The Smithsonian’s Warner Bros. Theater Celebrates Women’s History Month With Bette Davis Tribute
Right next to the Warner Bros. Theater at the Smithsonian's National Museum of American History in Washington, D.C. is the Artifact Wall. It showcases 20 feet of Hollywood memorabilia from the Warner Bros. Archive and switches up costumes every so often. Called “You Must Remember This,” the display currently features Bette Davis’ famous butterfly cape from Now, Voyager, along with Harry Potter’s Hogwarts uniform and Jack Warner’s personal address book (which includes the likes of Salvador Dali, Walt Disney, and Davis herself).
But this archival memorabilia doesn’t necessarily stand on its own – it often arrives in tandem with the films playing at the Warner Bros. Theater.
“It’s very important to look at film legacy not only in terms of artifacts – film itself is also an artifact,” says Dwight Blocker Bowers, Entertainment Curator and Director of the Classic Film Series at the National Museum of American History.
Bowers has one of the coolest jobs around – he gets to choose which artifacts are selected for the display. So how does it work? A Warner Bros. archivist sends photos and Bowers carefully chooses what he thinks will garner the most attention and attract visitors to the wall, which is never without a small crowd. When asked why he chose that Bette Davis outfit in particular, he confirms this by simply answering: “It’s bling!”
The museum kicked off their unique celebration of Women’s History Month with a Bette Davis Film Festival, which took place from March 8-10.

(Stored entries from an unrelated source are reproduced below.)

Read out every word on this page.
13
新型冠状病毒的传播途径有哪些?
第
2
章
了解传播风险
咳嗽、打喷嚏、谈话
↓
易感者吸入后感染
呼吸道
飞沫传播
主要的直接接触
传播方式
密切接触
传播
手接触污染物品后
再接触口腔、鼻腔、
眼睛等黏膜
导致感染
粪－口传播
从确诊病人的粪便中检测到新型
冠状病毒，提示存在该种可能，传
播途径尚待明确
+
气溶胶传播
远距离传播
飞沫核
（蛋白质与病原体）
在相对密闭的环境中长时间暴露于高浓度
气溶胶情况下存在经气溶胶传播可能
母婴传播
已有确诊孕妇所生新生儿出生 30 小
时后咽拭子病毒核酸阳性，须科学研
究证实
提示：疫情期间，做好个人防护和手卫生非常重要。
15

“It was actually down to two: Katherine Hepburn or Bette Davis,” says Bowers. But, he explains, Hepburn movies are so ubiquitous on cable, that the Warner Bros. Theater decided it would pay tribute to the iconic Davis.
Often referred to as “The First Lady of Film,” Bette Davis won the honor of main exhibit at the Warner Bros. Theater. The ensuing festival played a few of her legendary films, like Jezebel, Now, Voyager, Mr. Skeffington, and Whatever Happened to Baby Jane.
“She was a heroine, battling rejection and bringing psychological realism to acting,” said NPR Arts Commentator Murray Horwitz during a brief introduction before the Now, Voyager screening last Saturday afternoon. Feminism personified, Davis was rebellious and headstrong in both in her professional and personal life. After all, her own chosen epitaph in Forest Lawn Memorial Park reads: “She did it the hard way.” So whom else but Davis to represent the work-in-progress that is women’s history?
This film festival is just one of several that the 270-seat Warner Bros. Theater has hosted ever since it transitioned from Carmichael Auditorium in 2012. One of its most popular events to date? The Clint Eastwood Film Festival last summer. (“I was surprised to see how many Clint Eastwood fans there are in D.C.!” exclaimed Bowers.)
The Warner Bros. Theater – which was born of a $5 million dollar gift from the studio – aims to reach as wide of an audience as possible (it helps that festivals are free), but it’s certainly not trying to compete with the Regals and the Loews of the world.
Instead, what the theater hopes to achieve, above all, is to allow people who have only seen classic movies on a television to view it on a massive, theater-sized screen. And with three nine-foot speakers, rear-window captioning, and a state-of-the-art projection room, it’s a good place to do just that. Bowers himself has seen Mr. Skeffington several times, but never on the big screen.
“I can’t wait to see it on that screen,” he says excitedly. It’s an entirely new experience – one in which viewers can notice things they hadn’t noticed before, and enjoy the movie in a way they never could before. That’s certainly true of classic movies that get the 3D treatment, which the theater is also capable of managing – though Bowers remains tight-lipped on future plans.
The vision is still in development: the Warner Bros. Theater aims to play a different movie every weeknight and weekend in order to attract regulars who can see something new each visit – whether it’s a festival of cartoons, or a marathon of westerns.
For now, we can relish in the Bette Davis exhibit at the Warner Bros. Theater, in appreciation of the actress’ timeless contributions to cinema and for her best role yet: that of a daring, talented, and inspirational woman.